How do you recommend state health officials plan ahead as the health and healthcare landscapes shift?

This question makes me think back to the H1N1 epidemic, which was a major challenge to the whole public health enterprise at the state, community, and national levels. At the time, I was interviewed on the news so frequently that I’d become a recognizable face in the community. At one press conference, I said, “It’s important to be alert but not alarmed.” And I think that applies to the change in policies that we’re dealing with today. As state health officials, we need to be hyper-vigilant and aware of potential shifts, but, in my view, it’s not productive to be alarmed and spend our time fretting. We need to be alert and then plan in advance for how states may adapt their budgets and deal with other changes.

I do think it is a particularly difficult task to anticipate change because the landscape seems to be shifting all the time in Washington. There is a common sense of anxiety, which is understandable because we don’t know what is coming. But we do know some of the proposals for health reform coming from Republicans in Congress and the Administration, each of which have common elements and some of which are not necessarily terrible for public health, aside from the potential for deep budget cuts. It’s just that these proposals, in my opinion, don’t constitute a replacement for ACA. At the end of the day, we need to be aware of what’s being talked about and identify if there are areas of concern for public health. Then we need to be thoughtful and come to the table prepared with alternative plans and ideas.

Which types of partnerships can state health officials develop to safeguard and optimize the health of all during times of change?

First, when you’re the state health officer, you are an employee and representative of the governor and you must defend the governor’s budget. You don’t propose what you would like or want instead. You must understand your responsibility to defend and seek support for your chief executive’s budget, whatever that might be, but you also need to collaborate closely with advocacy groups. They can say things that you cannot. If you have a good working relationship with advocacy organizations—be it patient or provider organizations, hospitals, or nonprofit organizations—they can carry the water for you. I’ll add a note of caution that health officials should not work around the governor to actively seek things beyond the proposed budget; however, these partnerships with advocacy groups are essential in helping to build bridges with the legislature and getting an appropriate budget to meet your public health responsibilities.

Do you see the role or capabilities of state health officers as being unique among other health and healthcare stakeholders?

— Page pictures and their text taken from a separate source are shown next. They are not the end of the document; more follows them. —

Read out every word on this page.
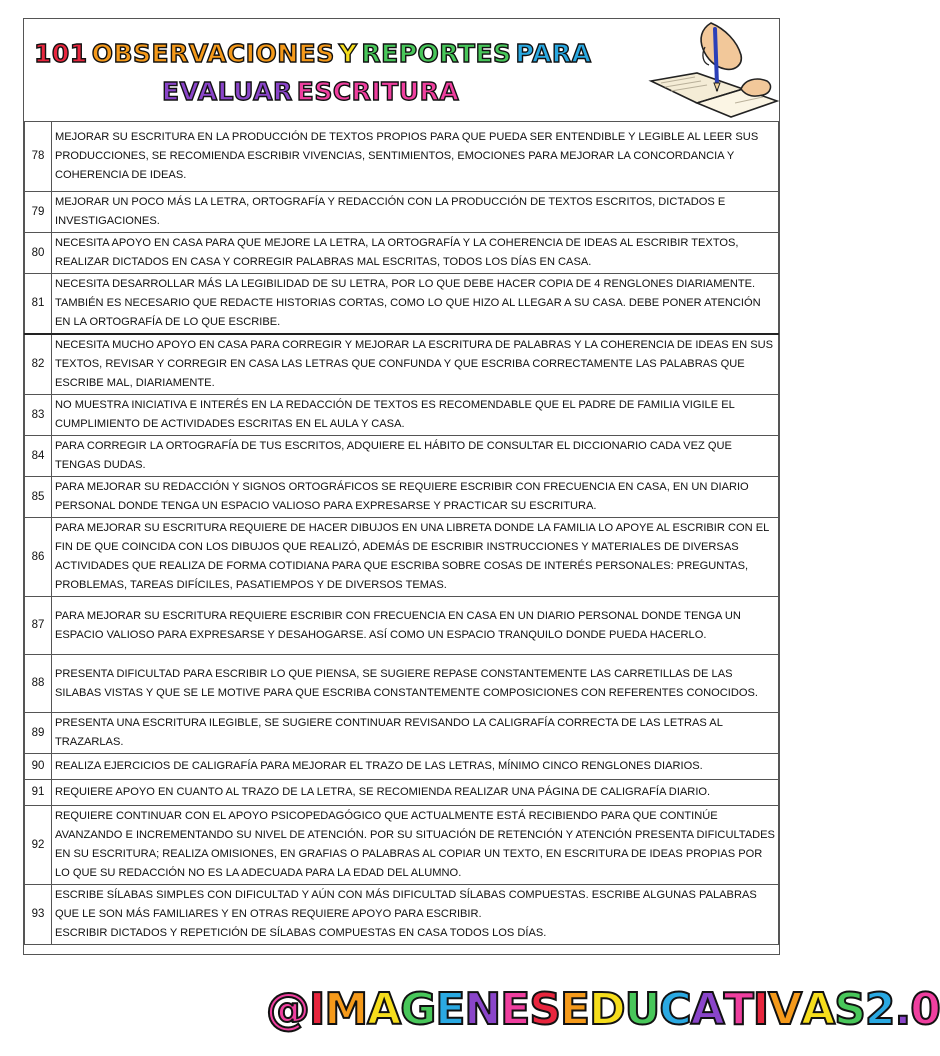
101 OBSERVACIONES Y REPORTES PARA
EVALUAR ESCRITURA
78	MEJORAR SU ESCRITURA EN LA PRODUCCIÓN DE TEXTOS PROPIOS PARA QUE PUEDA SER ENTENDIBLE Y LEGIBLE AL LEER SUS PRODUCCIONES, SE RECOMIENDA ESCRIBIR VIVENCIAS, SENTIMIENTOS, EMOCIONES PARA MEJORAR LA CONCORDANCIA Y COHERENCIA DE IDEAS.
79	MEJORAR UN POCO MÁS LA LETRA, ORTOGRAFÍA Y REDACCIÓN CON LA PRODUCCIÓN DE TEXTOS ESCRITOS, DICTADOS E INVESTIGACIONES.
80	NECESITA APOYO EN CASA PARA QUE MEJORE LA LETRA, LA ORTOGRAFÍA Y LA COHERENCIA DE IDEAS AL ESCRIBIR TEXTOS, REALIZAR DICTADOS EN CASA Y CORREGIR PALABRAS MAL ESCRITAS, TODOS LOS DÍAS EN CASA.
81	NECESITA DESARROLLAR MÁS LA LEGIBILIDAD DE SU LETRA, POR LO QUE DEBE HACER COPIA DE 4 RENGLONES DIARIAMENTE. TAMBIÉN ES NECESARIO QUE REDACTE HISTORIAS CORTAS, COMO LO QUE HIZO AL LLEGAR A SU CASA. DEBE PONER ATENCIÓN EN LA ORTOGRAFÍA DE LO QUE ESCRIBE.
82	NECESITA MUCHO APOYO EN CASA PARA CORREGIR Y MEJORAR LA ESCRITURA DE PALABRAS Y LA COHERENCIA DE IDEAS EN SUS TEXTOS, REVISAR Y CORREGIR EN CASA LAS LETRAS QUE CONFUNDA Y QUE ESCRIBA CORRECTAMENTE LAS PALABRAS QUE ESCRIBE MAL, DIARIAMENTE.
83	NO MUESTRA INICIATIVA E INTERÉS EN LA REDACCIÓN DE TEXTOS ES RECOMENDABLE QUE EL PADRE DE FAMILIA VIGILE EL CUMPLIMIENTO DE ACTIVIDADES ESCRITAS EN EL AULA Y CASA.
84	PARA CORREGIR LA ORTOGRAFÍA DE TUS ESCRITOS, ADQUIERE EL HÁBITO DE CONSULTAR EL DICCIONARIO CADA VEZ QUE TENGAS DUDAS.
85	PARA MEJORAR SU REDACCIÓN Y SIGNOS ORTOGRÁFICOS SE REQUIERE ESCRIBIR CON FRECUENCIA EN CASA, EN UN DIARIO PERSONAL DONDE TENGA UN ESPACIO VALIOSO PARA EXPRESARSE Y PRACTICAR SU ESCRITURA.
86	PARA MEJORAR SU ESCRITURA REQUIERE DE HACER DIBUJOS EN UNA LIBRETA DONDE LA FAMILIA LO APOYE AL ESCRIBIR CON EL FIN DE QUE COINCIDA CON LOS DIBUJOS QUE REALIZÓ, ADEMÁS DE ESCRIBIR INSTRUCCIONES Y MATERIALES DE DIVERSAS ACTIVIDADES QUE REALIZA DE FORMA COTIDIANA PARA QUE ESCRIBA SOBRE COSAS DE INTERÉS PERSONALES: PREGUNTAS, PROBLEMAS, TAREAS DIFÍCILES, PASATIEMPOS Y DE DIVERSOS TEMAS.
87	PARA MEJORAR SU ESCRITURA REQUIERE ESCRIBIR CON FRECUENCIA EN CASA EN UN DIARIO PERSONAL DONDE TENGA UN ESPACIO VALIOSO PARA EXPRESARSE Y DESAHOGARSE. ASÍ COMO UN ESPACIO TRANQUILO DONDE PUEDA HACERLO.
88	PRESENTA DIFICULTAD PARA ESCRIBIR LO QUE PIENSA, SE SUGIERE REPASE CONSTANTEMENTE LAS CARRETILLAS DE LAS SILABAS VISTAS Y QUE SE LE MOTIVE PARA QUE ESCRIBA CONSTANTEMENTE COMPOSICIONES CON REFERENTES CONOCIDOS.
89	PRESENTA UNA ESCRITURA ILEGIBLE, SE SUGIERE CONTINUAR REVISANDO LA CALIGRAFÍA CORRECTA DE LAS LETRAS AL TRAZARLAS.
90	REALIZA EJERCICIOS DE CALIGRAFÍA PARA MEJORAR EL TRAZO DE LAS LETRAS, MÍNIMO CINCO RENGLONES DIARIOS.
91	REQUIERE APOYO EN CUANTO AL TRAZO DE LA LETRA, SE RECOMIENDA REALIZAR UNA PÁGINA DE CALIGRAFÍA DIARIO.
92	REQUIERE CONTINUAR CON EL APOYO PSICOPEDAGÓGICO QUE ACTUALMENTE ESTÁ RECIBIENDO PARA QUE CONTINÚE AVANZANDO E INCREMENTANDO SU NIVEL DE ATENCIÓN. POR SU SITUACIÓN DE RETENCIÓN Y ATENCIÓN PRESENTA DIFICULTADES EN SU ESCRITURA; REALIZA OMISIONES, EN GRAFIAS O PALABRAS AL COPIAR UN TEXTO, EN ESCRITURA DE IDEAS PROPIAS POR LO QUE SU REDACCIÓN NO ES LA ADECUADA PARA LA EDAD DEL ALUMNO.
93	ESCRIBE SÍLABAS SIMPLES CON DIFICULTAD Y AÚN CON MÁS DIFICULTAD SÍLABAS COMPUESTAS. ESCRIBE ALGUNAS PALABRAS QUE LE SON MÁS FAMILIARES Y EN OTRAS REQUIERE APOYO PARA ESCRIBIR.
ESCRIBIR DICTADOS Y REPETICIÓN DE SÍLABAS COMPUESTAS EN CASA TODOS LOS DÍAS.
@IMAGENESEDUCATIVAS2.0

Yes, they are unique among other stakeholders. A state health officer is the highest-level, official spokesperson for health in a state and should be the most recognized voice for public health. Also, public health leaders are what I call the “white hats.” They’re the good guys, meaning that public health doesn’t have a vested interest in anything other than sustaining the public health infrastructure and serving the whole population. This brings credibility and is a great opportunity to collaborate and work across the entire political spectrum, while keeping in mind the need to respect other points of view.